Julie Bard

The face for heart disease may not be what you expect. That’s what Julie Bard wants you to know. At 30-years-old, a loving wife and mother to her 3-year-old son, Julie has already undergone four heart surgeries.

Julie was born with congenital pulmonary tenosis: a valve letting blood into her artery was not opening wide enough. When she was just two days old, she had closed heart surgery and at 19 months she had to have open heart surgery to repair a valve. Doctors told her parents that it would likely need be replaced at age 15.

Julie lived an active, healthy childhood. “I grew up with a heart condition,” Julie reflects, “but it never stopped me from dancing, hiking or travelling. I saw myself as normal like everyone else.” Regular cardiologist checkups confirmed her health.

In the summer of 2010, she began to feel unusually short of breath during routine activities. Following tests, her doctor explained that her pulmonary and tricuspid valves needed to be replaced.

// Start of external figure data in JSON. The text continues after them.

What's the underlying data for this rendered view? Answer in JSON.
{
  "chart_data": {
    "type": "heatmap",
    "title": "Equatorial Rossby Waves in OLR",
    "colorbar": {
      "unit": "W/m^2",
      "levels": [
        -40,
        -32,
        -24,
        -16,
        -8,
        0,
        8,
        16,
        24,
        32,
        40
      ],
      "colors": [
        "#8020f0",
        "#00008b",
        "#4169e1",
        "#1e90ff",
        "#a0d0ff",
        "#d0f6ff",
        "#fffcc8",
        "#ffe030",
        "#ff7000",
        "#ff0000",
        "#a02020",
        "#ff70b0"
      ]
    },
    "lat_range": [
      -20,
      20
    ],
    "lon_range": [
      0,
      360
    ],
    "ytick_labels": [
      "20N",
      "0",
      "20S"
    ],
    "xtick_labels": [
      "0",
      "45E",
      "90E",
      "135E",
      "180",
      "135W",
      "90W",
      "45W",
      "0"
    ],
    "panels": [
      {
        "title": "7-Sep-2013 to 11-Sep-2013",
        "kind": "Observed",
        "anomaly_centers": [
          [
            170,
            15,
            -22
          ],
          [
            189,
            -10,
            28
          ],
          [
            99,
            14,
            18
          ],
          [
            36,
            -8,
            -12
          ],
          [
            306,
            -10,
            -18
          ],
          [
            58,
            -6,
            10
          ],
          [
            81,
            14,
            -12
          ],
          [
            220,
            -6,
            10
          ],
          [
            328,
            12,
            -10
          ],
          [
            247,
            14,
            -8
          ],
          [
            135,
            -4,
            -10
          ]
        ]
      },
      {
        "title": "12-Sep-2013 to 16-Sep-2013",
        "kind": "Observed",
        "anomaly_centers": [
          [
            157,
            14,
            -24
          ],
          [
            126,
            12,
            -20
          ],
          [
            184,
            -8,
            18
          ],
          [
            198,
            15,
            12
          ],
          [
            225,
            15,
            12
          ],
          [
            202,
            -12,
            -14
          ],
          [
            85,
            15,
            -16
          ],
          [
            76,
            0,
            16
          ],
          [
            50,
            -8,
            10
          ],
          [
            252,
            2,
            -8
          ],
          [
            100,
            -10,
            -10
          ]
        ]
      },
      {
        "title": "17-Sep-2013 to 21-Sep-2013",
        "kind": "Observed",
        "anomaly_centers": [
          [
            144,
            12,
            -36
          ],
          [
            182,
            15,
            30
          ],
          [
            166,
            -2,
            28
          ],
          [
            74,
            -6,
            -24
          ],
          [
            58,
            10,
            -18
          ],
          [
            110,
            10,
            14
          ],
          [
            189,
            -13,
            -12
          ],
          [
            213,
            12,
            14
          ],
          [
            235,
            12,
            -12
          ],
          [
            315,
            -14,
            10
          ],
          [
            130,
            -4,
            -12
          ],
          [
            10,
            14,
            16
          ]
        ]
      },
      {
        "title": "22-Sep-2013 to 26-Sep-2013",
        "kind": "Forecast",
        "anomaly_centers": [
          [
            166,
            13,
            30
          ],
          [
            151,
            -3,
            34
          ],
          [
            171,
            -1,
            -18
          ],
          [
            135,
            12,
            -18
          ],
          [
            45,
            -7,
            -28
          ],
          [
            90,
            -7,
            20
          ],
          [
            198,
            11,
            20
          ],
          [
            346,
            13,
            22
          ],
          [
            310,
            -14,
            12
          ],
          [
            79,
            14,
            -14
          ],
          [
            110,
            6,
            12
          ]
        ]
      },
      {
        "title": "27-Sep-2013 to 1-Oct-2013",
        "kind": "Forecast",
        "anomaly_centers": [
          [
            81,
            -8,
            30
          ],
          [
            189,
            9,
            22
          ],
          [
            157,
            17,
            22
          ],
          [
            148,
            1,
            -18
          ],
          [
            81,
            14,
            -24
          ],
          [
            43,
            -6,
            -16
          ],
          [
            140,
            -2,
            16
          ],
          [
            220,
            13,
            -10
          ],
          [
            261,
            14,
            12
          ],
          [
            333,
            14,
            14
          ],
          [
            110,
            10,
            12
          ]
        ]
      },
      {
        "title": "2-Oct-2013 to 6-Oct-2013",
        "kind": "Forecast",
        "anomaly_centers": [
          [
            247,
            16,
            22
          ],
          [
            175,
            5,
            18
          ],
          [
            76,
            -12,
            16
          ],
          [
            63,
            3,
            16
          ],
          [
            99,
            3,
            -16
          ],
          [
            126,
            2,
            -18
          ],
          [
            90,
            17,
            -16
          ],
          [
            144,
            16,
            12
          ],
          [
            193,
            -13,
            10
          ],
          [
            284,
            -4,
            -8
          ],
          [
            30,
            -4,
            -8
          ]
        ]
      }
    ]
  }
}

Julie had surgery to replace both valves in May 2011, and was discharged from the hospital in good health. At home, just days later, her heartbeat flat-lined. She remembers the fear of losing herself, not knowing if she would survive and the pain of not knowing what would happen to her son and her family.

She was rushed back to St. Paul’s Hospital in Vancouver, and underwent her second major heart surgery a mere two weeks after the first, to insert a dual chamber pacemaker. 

Today, Julie is still recovering, participating in cardio rehabilitation in St. Paul’s Healthy Heart program and taking medications, as well as undergoing regular tests and monitoring.

Research funded at the Heart and Stroke Foundation may find the genetic cause behind malfunctioning valves. This year, researchers like Dr. Pamela Hoodless are pushing the
boundaries of our knowledge, and finding new answers for patients like Julie. Dr. Pamela Hoodless is learning more about how an infant’s heart developments in the womb impact the development of our heart valves.

Julie’s experience has completely changed her life. She leaves one parting thought, “It’s easy to think of heart disease as an older man’s disease. But we need to be thinking about our partners, our friends, our children; those we least suspect to have heart disease. And we need to fund research studies to help these people today and tomorrow. New research developments are something we all depend on – myself included.”